Jeska Grue is a Sackville seamstress designing, making and selling her own clothes, offering a local option to people wanting high fashion that doesn't come from a sweatshop.

Sackville seamstress Jeska Grue is creating clothing, with a hope to side step sweatshops

A Sackville seamstress sees her designs taking flight around the world. 1:36

When naming the great fashion capitals of the world Sackville, New Brunswick doesn't come to mind. But seamstress Jeska Grue is doing her part to at least get it on the map.

She designs, sews and ships her eponymous fashion line in her home studio.

Grue's one-woman shop operates on a small scale, and that's by design.

"I'm doing it this way because the way I produce things, a lot of care is put into it the sewing techniques that I use, the fabrics that I use [and] it's a more durable piece of clothing for people to have," she said.

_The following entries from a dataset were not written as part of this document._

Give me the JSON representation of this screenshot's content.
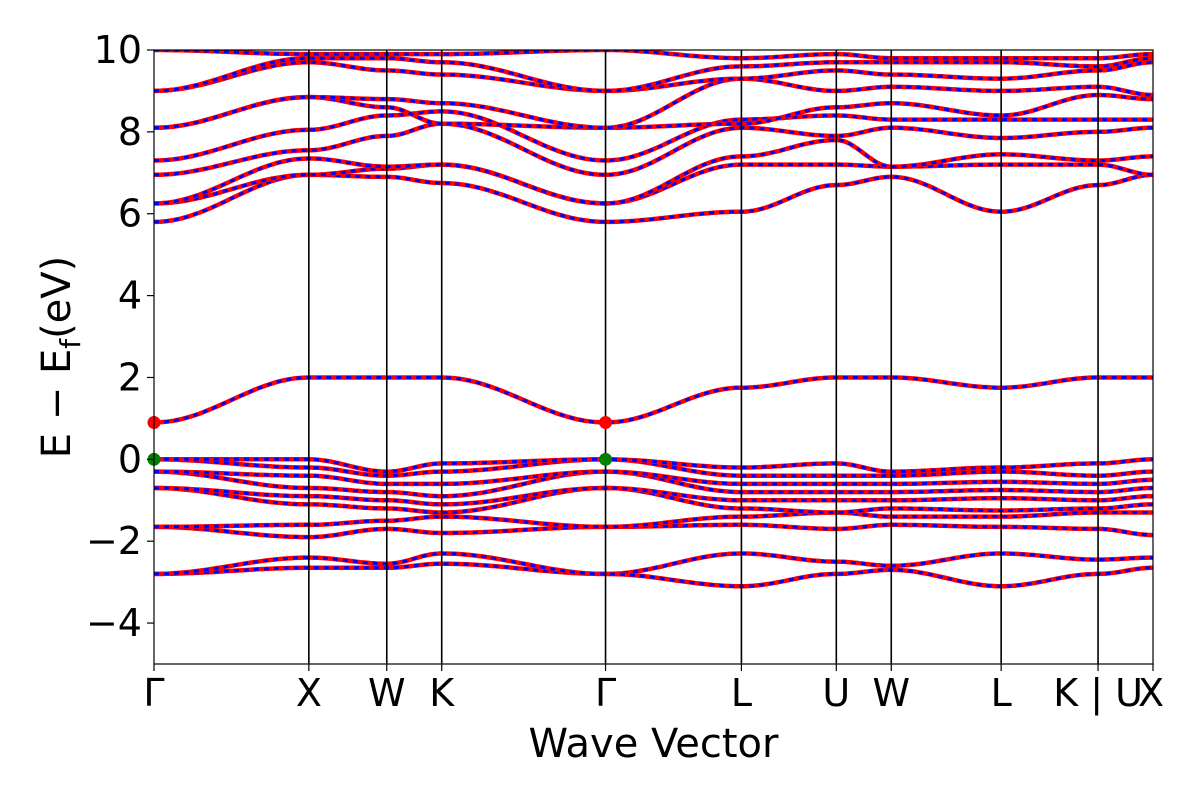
{
  "chart_data": {
    "type": "line",
    "title": "",
    "xlabel": "Wave Vector",
    "ylabel": "E − E",
    "ylabel_subscript": "f",
    "ylabel_unit": "(eV)",
    "ylim": [
      -5,
      10
    ],
    "yticks": [
      -4,
      -2,
      0,
      2,
      4,
      6,
      8,
      10
    ],
    "ytick_labels": [
      "−4",
      "−2",
      "0",
      "2",
      "4",
      "6",
      "8",
      "10"
    ],
    "xlim": [
      0,
      1
    ],
    "kpath": [
      {
        "label": "Γ",
        "x": 0.0
      },
      {
        "label": "X",
        "x": 0.155
      },
      {
        "label": "W",
        "x": 0.233
      },
      {
        "label": "K",
        "x": 0.288
      },
      {
        "label": "Γ",
        "x": 0.452
      },
      {
        "label": "L",
        "x": 0.588
      },
      {
        "label": "U",
        "x": 0.683
      },
      {
        "label": "W",
        "x": 0.738
      },
      {
        "label": "L",
        "x": 0.848
      },
      {
        "label": "K | U",
        "x": 0.945
      },
      {
        "label": "X",
        "x": 1.0
      }
    ],
    "band_colors": {
      "spin_up": "#ff0000",
      "spin_down": "#0000ff"
    },
    "bands": [
      {
        "name": "v1",
        "y": [
          -2.8,
          -2.65,
          -2.65,
          -2.55,
          -2.8,
          -2.3,
          -2.5,
          -2.6,
          -2.3,
          -2.45,
          -2.4
        ]
      },
      {
        "name": "v2",
        "y": [
          -2.8,
          -2.4,
          -2.55,
          -2.3,
          -2.8,
          -3.1,
          -2.8,
          -2.7,
          -3.1,
          -2.8,
          -2.65
        ]
      },
      {
        "name": "v3",
        "y": [
          -1.65,
          -1.9,
          -1.7,
          -1.8,
          -1.65,
          -1.6,
          -1.7,
          -1.6,
          -1.65,
          -1.7,
          -1.85
        ]
      },
      {
        "name": "v4",
        "y": [
          -1.65,
          -1.6,
          -1.5,
          -1.4,
          -1.65,
          -1.4,
          -1.3,
          -1.4,
          -1.4,
          -1.3,
          -1.3
        ]
      },
      {
        "name": "v5",
        "y": [
          -0.7,
          -1.1,
          -1.2,
          -1.3,
          -0.7,
          -1.2,
          -1.3,
          -1.2,
          -1.25,
          -1.2,
          -1.1
        ]
      },
      {
        "name": "v6",
        "y": [
          -0.7,
          -0.9,
          -1.0,
          -1.1,
          -0.7,
          -1.0,
          -1.0,
          -1.0,
          -0.95,
          -1.0,
          -0.9
        ]
      },
      {
        "name": "v7",
        "y": [
          -0.3,
          -0.7,
          -0.8,
          -0.9,
          -0.3,
          -0.8,
          -0.8,
          -0.8,
          -0.75,
          -0.8,
          -0.7
        ]
      },
      {
        "name": "v8",
        "y": [
          -0.3,
          -0.4,
          -0.6,
          -0.6,
          -0.3,
          -0.6,
          -0.6,
          -0.6,
          -0.55,
          -0.6,
          -0.5
        ]
      },
      {
        "name": "v9",
        "y": [
          0.0,
          -0.2,
          -0.4,
          -0.3,
          0.0,
          -0.4,
          -0.4,
          -0.4,
          -0.3,
          -0.4,
          -0.3
        ]
      },
      {
        "name": "v10",
        "y": [
          0.0,
          0.0,
          -0.3,
          -0.1,
          0.0,
          -0.2,
          -0.1,
          -0.3,
          -0.2,
          -0.1,
          0.0
        ]
      },
      {
        "name": "c1",
        "y": [
          0.9,
          2.0,
          2.0,
          2.0,
          0.9,
          1.75,
          2.0,
          2.0,
          1.75,
          2.0,
          2.0
        ]
      },
      {
        "name": "c2",
        "y": [
          5.8,
          6.95,
          6.9,
          6.75,
          5.8,
          6.05,
          6.7,
          6.9,
          6.05,
          6.7,
          6.95
        ]
      },
      {
        "name": "c3",
        "y": [
          6.25,
          6.95,
          7.1,
          7.2,
          6.25,
          7.2,
          7.2,
          7.15,
          7.2,
          7.2,
          6.95
        ]
      },
      {
        "name": "c4",
        "y": [
          6.25,
          7.35,
          7.15,
          7.2,
          6.25,
          7.4,
          7.8,
          7.15,
          7.45,
          7.3,
          7.4
        ]
      },
      {
        "name": "c5",
        "y": [
          6.95,
          7.55,
          7.9,
          8.2,
          6.95,
          8.1,
          7.9,
          8.1,
          7.85,
          8.0,
          8.1
        ]
      },
      {
        "name": "c6",
        "y": [
          7.3,
          8.05,
          8.4,
          8.5,
          7.3,
          8.3,
          8.4,
          8.3,
          8.3,
          8.3,
          8.3
        ]
      },
      {
        "name": "c7",
        "y": [
          8.1,
          8.85,
          8.6,
          8.2,
          8.1,
          8.2,
          8.6,
          8.7,
          8.4,
          8.9,
          8.8
        ]
      },
      {
        "name": "c8",
        "y": [
          8.1,
          8.85,
          8.8,
          8.7,
          8.1,
          9.3,
          9.0,
          9.1,
          9.0,
          9.1,
          8.9
        ]
      },
      {
        "name": "c9",
        "y": [
          9.0,
          9.7,
          9.5,
          9.4,
          9.0,
          9.3,
          9.5,
          9.4,
          9.3,
          9.5,
          9.7
        ]
      },
      {
        "name": "c10",
        "y": [
          9.0,
          9.8,
          9.8,
          9.7,
          9.0,
          9.6,
          9.7,
          9.7,
          9.7,
          9.6,
          9.8
        ]
      },
      {
        "name": "c11",
        "y": [
          10.0,
          9.9,
          9.9,
          9.9,
          10.0,
          9.8,
          9.9,
          9.8,
          9.8,
          9.8,
          9.9
        ]
      }
    ],
    "markers": [
      {
        "name": "cbm",
        "x": 0.0,
        "y": 0.9,
        "color": "#ff0000"
      },
      {
        "name": "cbm",
        "x": 0.452,
        "y": 0.9,
        "color": "#ff0000"
      },
      {
        "name": "vbm",
        "x": 0.0,
        "y": 0.0,
        "color": "#008000"
      },
      {
        "name": "vbm",
        "x": 0.452,
        "y": 0.0,
        "color": "#008000"
      }
    ]
  }
}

A study in Ontario shows 85 per cent of discarded textiles end up in a landfill site, meaning just 15 per cent are recycled or reused.

Grue is hoping the time, care and expense put into her garments will make it a cherished item worn for years.

Not only will the item not end up in the land fill, customers can know their clothing was not made in a sweatshop.

"The difference is that someone is being paid fairly for their labour, that's probably the most major thing," said Grue.

Grue's business grew out of a passion for making things. She studied history and sociology at university, then went on to become a seamstress. She started her line of clothing in 2016. (CBC)
She studied sociology in university where she took an interest in labour practices.

After graduating, Grue studied to become a seamstress, leading to her decision to start her own line of clothing last winter.

Grue has two tops and a dress available in sizes ranging from extra small to extra,extra large.

"I have different locals come in to help me be fitters so it's tried on by a few people of each size just to make sure everything is working," said Grue.

Customers can find the garments online or just around the corner from Grue's home studio at Little Cat's Bazaar. 

Anahid Chujunian opened her store Little Cat's Bizarre last summer in Sackville. She carries Grue's line of clothes and said they sell quickly. (Tori Weldon/CBC)
Anahid Chujunian, the store's owner, describes it as a "curated vintage clothing and accessory store."

"I have some of her stuff right here and it's actually selling super fast which is nice," said Chujunian.

"People are really excited about her clothing." 

Doing things Grue's way costs more. Her pieces range between $130 and $190. 

Grue has her labels screen printed by local artist, Laura Watson. (Tori Weldon/CBC)
While Chujunian admits some people do a double take at the price, most people understand what the higher price tag is buying.

"If you're going to get a piece of ethically-sourced clothing that is hand sewn by one person — she works extremely hard on every single piece that she makes — so I think most people get it," said Chujunian.

Grue estimates she spends about 40 hours a week sewing to fill orders, which come in from across the country.

The designs are made of organic cloth from Vancouver or India at a small family operated mill, though Grue is looking forward to the day when she can find fabric made in the region.

"You could get an entirely closed loop garment that's been grown and sewn in Atlantic Canada," said Grue.

Chujunian, left, said some people do a double-take at the price of Grue's items, but most people understand what the higher price tag is buying.
If the business grows much larger Grue said she won't be shopping around for cheap labour overseas, but a little help would be nice. 

"I think it would be really great to hire more skilled seamstresses that get to remain in their community or come and live in a small town in New Brunswick," said Grue.